El sexo es un tema tabú todavía. Todo parece indicar que
es un género disidente, emancipador, no tanto por su nula esencia ideológica
(salvo por la obra de Sade y otros) como por su vocación develadora de
realidades íntimas y estrictamente humanas. Además de evocar deseos y
obsesiones humanas, este género es un excelente pretexto para estimular la
creatividad orientada al placer de los sentidos, placer por demás vilipendiado.
Yo invito aquí a visitar los pasillos de las bibliotecas
para encontrar y no encontrar los Pájaros de fuego de Anais Nin, el Decamerón
de Bocaccio, algún cuento de Xaviera Hollander, indagar los archivos de David
H. Lawrence o Gary Jennings. Marguerite Duras, Sor Juana Inés de la Cruz , García Lorca, Neruda,
Yukio Mishima, Vargas Llosa; busquemos también a Melitón Barba, algunos versos
de Matilde Elena López, Silvia Elena Regalado, escritos de Roque Dalton,
Otoniel Guevara, Salvador Canjura; todos estos y miles más, han podido ser
tachados de pornógrafos por una palabra, una frase o una novela entera. Todos
son símbolos de buena lectura y de cultismo. Nos es que haya sido el sexo en su
obra lo que los valida, pero tampoco ha sido motivo de desdén ni de rechazo, y
menos de castigo. Hay otros que intentan a diario mostrarse y son lapidados. Y
pierden todos, los que tiraron la primera piedra, el que la recibió y los que
vimos todo sin verlo. Perdió también la cultura y la tolerancia. Perdimos
también los de "el público", nos agravan los prejuicios y la ignorancia.

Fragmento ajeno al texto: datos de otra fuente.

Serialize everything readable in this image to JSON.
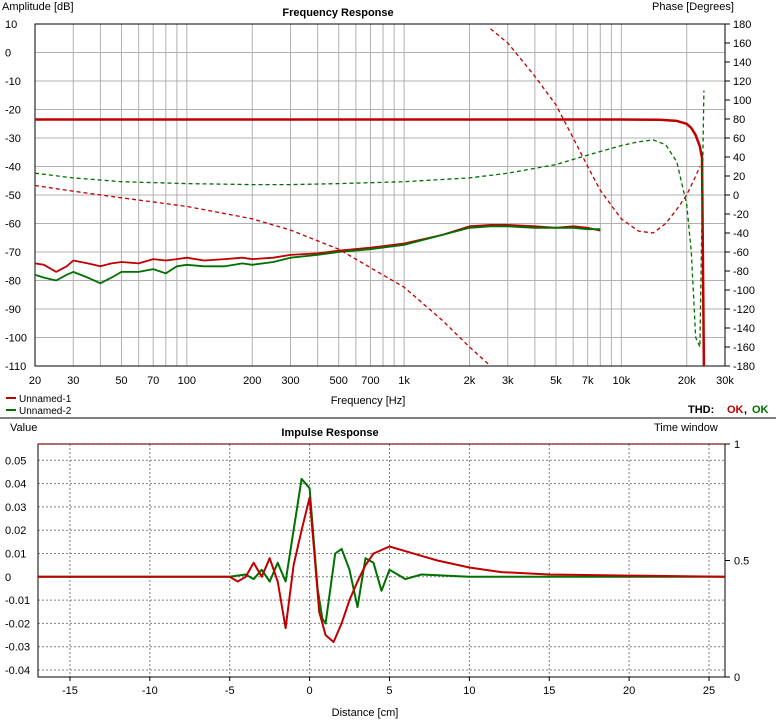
{
  "freq_chart": {
    "title": "Frequency Response",
    "left_axis_title": "Amplitude [dB]",
    "right_axis_title": "Phase [Degrees]",
    "xlabel": "Frequency [Hz]",
    "x_ticks": [
      "20",
      "30",
      "50",
      "70",
      "100",
      "200",
      "300",
      "500",
      "700",
      "1k",
      "2k",
      "3k",
      "5k",
      "7k",
      "10k",
      "20k",
      "30k"
    ],
    "x_tick_values": [
      20,
      30,
      50,
      70,
      100,
      200,
      300,
      500,
      700,
      1000,
      2000,
      3000,
      5000,
      7000,
      10000,
      20000,
      30000
    ],
    "y_ticks": [
      "10",
      "0",
      "-10",
      "-20",
      "-30",
      "-40",
      "-50",
      "-60",
      "-70",
      "-80",
      "-90",
      "-100",
      "-110"
    ],
    "y_tick_values": [
      10,
      0,
      -10,
      -20,
      -30,
      -40,
      -50,
      -60,
      -70,
      -80,
      -90,
      -100,
      -110
    ],
    "phase_ticks": [
      "180",
      "160",
      "140",
      "120",
      "100",
      "80",
      "60",
      "40",
      "20",
      "0",
      "-20",
      "-40",
      "-60",
      "-80",
      "-100",
      "-120",
      "-140",
      "-160",
      "-180"
    ],
    "phase_tick_values": [
      180,
      160,
      140,
      120,
      100,
      80,
      60,
      40,
      20,
      0,
      -20,
      -40,
      -60,
      -80,
      -100,
      -120,
      -140,
      -160,
      -180
    ],
    "legend": [
      "Unnamed-1",
      "Unnamed-2"
    ],
    "thd_label": "THD:",
    "thd_values": [
      "OK",
      "OK"
    ]
  },
  "impulse_chart": {
    "title": "Impulse Response",
    "left_axis_title": "Value",
    "right_axis_title": "Time window",
    "xlabel": "Distance [cm]",
    "x_ticks": [
      "-15",
      "-10",
      "-5",
      "0",
      "5",
      "10",
      "15",
      "20",
      "25"
    ],
    "x_tick_values": [
      -15,
      -10,
      -5,
      0,
      5,
      10,
      15,
      20,
      25
    ],
    "y_ticks": [
      "0.05",
      "0.04",
      "0.03",
      "0.02",
      "0.01",
      "0",
      "-0.01",
      "-0.02",
      "-0.03",
      "-0.04"
    ],
    "y_tick_values": [
      0.05,
      0.04,
      0.03,
      0.02,
      0.01,
      0,
      -0.01,
      -0.02,
      -0.03,
      -0.04
    ],
    "right_ticks": [
      "1",
      "0.5",
      "0"
    ],
    "right_tick_values": [
      1,
      0.5,
      0
    ]
  },
  "colors": {
    "series1": "#c00000",
    "series2": "#007000",
    "ok": "#c00000",
    "ok2": "#007000"
  },
  "chart_data": [
    {
      "type": "line",
      "title": "Frequency Response",
      "xlabel": "Frequency [Hz]",
      "ylabel": "Amplitude [dB]",
      "y2label": "Phase [Degrees]",
      "xscale": "log",
      "xlim": [
        20,
        30000
      ],
      "ylim": [
        -110,
        10
      ],
      "y2lim": [
        -180,
        180
      ],
      "grid": true,
      "legend": "bottom-left",
      "series": [
        {
          "name": "Unnamed-1",
          "quantity": "amplitude",
          "style": "solid",
          "x": [
            20,
            1000,
            10000,
            15000,
            18000,
            20000,
            21000,
            22000,
            23000,
            23500,
            24000
          ],
          "y": [
            -23.5,
            -23.5,
            -23.5,
            -23.6,
            -24,
            -25,
            -26.5,
            -29,
            -33,
            -37,
            -110
          ]
        },
        {
          "name": "Unnamed-1",
          "quantity": "amplitude",
          "style": "solid-thin",
          "x": [
            20,
            22,
            25,
            28,
            30,
            35,
            40,
            45,
            50,
            60,
            70,
            80,
            90,
            100,
            120,
            150,
            180,
            200,
            250,
            300,
            400,
            500,
            700,
            1000,
            1500,
            2000,
            2500,
            3000,
            4000,
            5000,
            6000,
            7000,
            8000
          ],
          "y": [
            -74,
            -74.5,
            -77,
            -75,
            -73,
            -74,
            -75,
            -74,
            -73.5,
            -74,
            -72.5,
            -73,
            -72.5,
            -72,
            -73,
            -72.5,
            -72,
            -72.5,
            -72,
            -71,
            -70.5,
            -69.5,
            -68.5,
            -67,
            -64,
            -61,
            -60.5,
            -60.5,
            -61,
            -61.5,
            -61,
            -61.5,
            -62.5
          ]
        },
        {
          "name": "Unnamed-2",
          "quantity": "amplitude",
          "style": "solid-thin",
          "x": [
            20,
            22,
            25,
            28,
            30,
            35,
            40,
            45,
            50,
            60,
            70,
            80,
            90,
            100,
            120,
            150,
            180,
            200,
            250,
            300,
            400,
            500,
            700,
            1000,
            1500,
            2000,
            2500,
            3000,
            4000,
            5000,
            6000,
            7000,
            8000
          ],
          "y": [
            -78,
            -79,
            -80,
            -78,
            -77,
            -79,
            -81,
            -79,
            -77,
            -77,
            -76,
            -77.5,
            -75,
            -74.5,
            -75,
            -75,
            -74,
            -74.5,
            -73.5,
            -72,
            -71,
            -70,
            -69,
            -67.5,
            -64,
            -61.5,
            -61,
            -61,
            -61.5,
            -61.5,
            -61.5,
            -62,
            -62
          ]
        },
        {
          "name": "Unnamed-1",
          "quantity": "phase",
          "style": "dashed",
          "x": [
            20,
            30,
            50,
            100,
            200,
            300,
            500,
            1000,
            1500,
            2000,
            2500
          ],
          "y": [
            10,
            4,
            -3,
            -12,
            -25,
            -37,
            -57,
            -97,
            -132,
            -160,
            -180
          ]
        },
        {
          "name": "Unnamed-1",
          "quantity": "phase",
          "style": "dashed",
          "x": [
            2500,
            3000,
            4000,
            5000,
            6000,
            7000,
            8000,
            10000,
            12000,
            14000,
            16000,
            18000,
            20000,
            22000,
            23000
          ],
          "y": [
            175,
            160,
            125,
            95,
            60,
            30,
            5,
            -25,
            -38,
            -40,
            -30,
            -15,
            0,
            20,
            30
          ]
        },
        {
          "name": "Unnamed-2",
          "quantity": "phase",
          "style": "dashed",
          "x": [
            20,
            30,
            50,
            100,
            200,
            300,
            500,
            1000,
            2000,
            3000,
            5000,
            7000,
            10000,
            12000,
            14000,
            16000,
            18000,
            20000,
            21000,
            22000,
            23000,
            24000
          ],
          "y": [
            23,
            18,
            14,
            12,
            11,
            11,
            12,
            14,
            18,
            23,
            32,
            42,
            52,
            56,
            58,
            53,
            35,
            -10,
            -60,
            -150,
            -160,
            110
          ]
        }
      ]
    },
    {
      "type": "line",
      "title": "Impulse Response",
      "xlabel": "Distance [cm]",
      "ylabel": "Value",
      "y2label": "Time window",
      "xlim": [
        -17,
        26
      ],
      "ylim": [
        -0.043,
        0.057
      ],
      "y2lim": [
        0,
        1
      ],
      "grid": true,
      "series": [
        {
          "name": "Unnamed-2",
          "quantity": "impulse",
          "x": [
            -17,
            -5,
            -4,
            -3.5,
            -3,
            -2.5,
            -2,
            -1.5,
            -1,
            -0.5,
            0,
            0.5,
            0.8,
            1,
            1.3,
            1.6,
            2,
            2.5,
            3,
            3.5,
            4,
            4.5,
            5,
            6,
            7,
            10,
            15,
            20,
            26
          ],
          "y": [
            0,
            0,
            0.001,
            -0.001,
            0.003,
            -0.002,
            0.006,
            -0.002,
            0.02,
            0.042,
            0.038,
            -0.005,
            -0.018,
            -0.02,
            -0.005,
            0.01,
            0.012,
            0.003,
            -0.013,
            0.008,
            0.006,
            -0.006,
            0.003,
            -0.001,
            0.001,
            0,
            0,
            0,
            0
          ]
        },
        {
          "name": "Unnamed-1",
          "quantity": "impulse",
          "x": [
            -17,
            -5,
            -4.5,
            -4,
            -3.5,
            -3,
            -2.5,
            -2,
            -1.5,
            -1,
            -0.5,
            0,
            0.3,
            0.6,
            1,
            1.5,
            2,
            2.5,
            3,
            3.5,
            4,
            5,
            6,
            7,
            8,
            10,
            12,
            15,
            20,
            26
          ],
          "y": [
            0,
            0,
            -0.002,
            0,
            0.006,
            0,
            0.008,
            -0.002,
            -0.022,
            0.005,
            0.02,
            0.034,
            0.01,
            -0.015,
            -0.025,
            -0.028,
            -0.02,
            -0.01,
            -0.002,
            0.005,
            0.01,
            0.013,
            0.011,
            0.009,
            0.007,
            0.004,
            0.002,
            0.001,
            0.0005,
            0
          ]
        },
        {
          "name": "Time window",
          "quantity": "window",
          "style": "dotted",
          "x": [
            -17,
            26
          ],
          "y": [
            1,
            1
          ]
        }
      ]
    }
  ]
}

Pero el tiempo pasará, o tal vez no.
¿Por qué están unos y no otros en los catálogos? ¿Quién
decide qué es bueno y que es malo leer, ver o escuchar? ¿Por qué? Las
respuestas, por desgracia, las conozco. Aún nos vigilan, nos prohiben y
castigan por salirnos de la sombra. Las bibliotecas, que podrían ser la torres
en que los lenguajes pudieran convivir sin entender prejuicios, nos traicionan.
Si no velan por nosotros los que deben, entonces ¿Quién? ¿Qué podemos hacer
desde la palabra? Demasiado poco. Eso es lo que a mí me da vergüenza.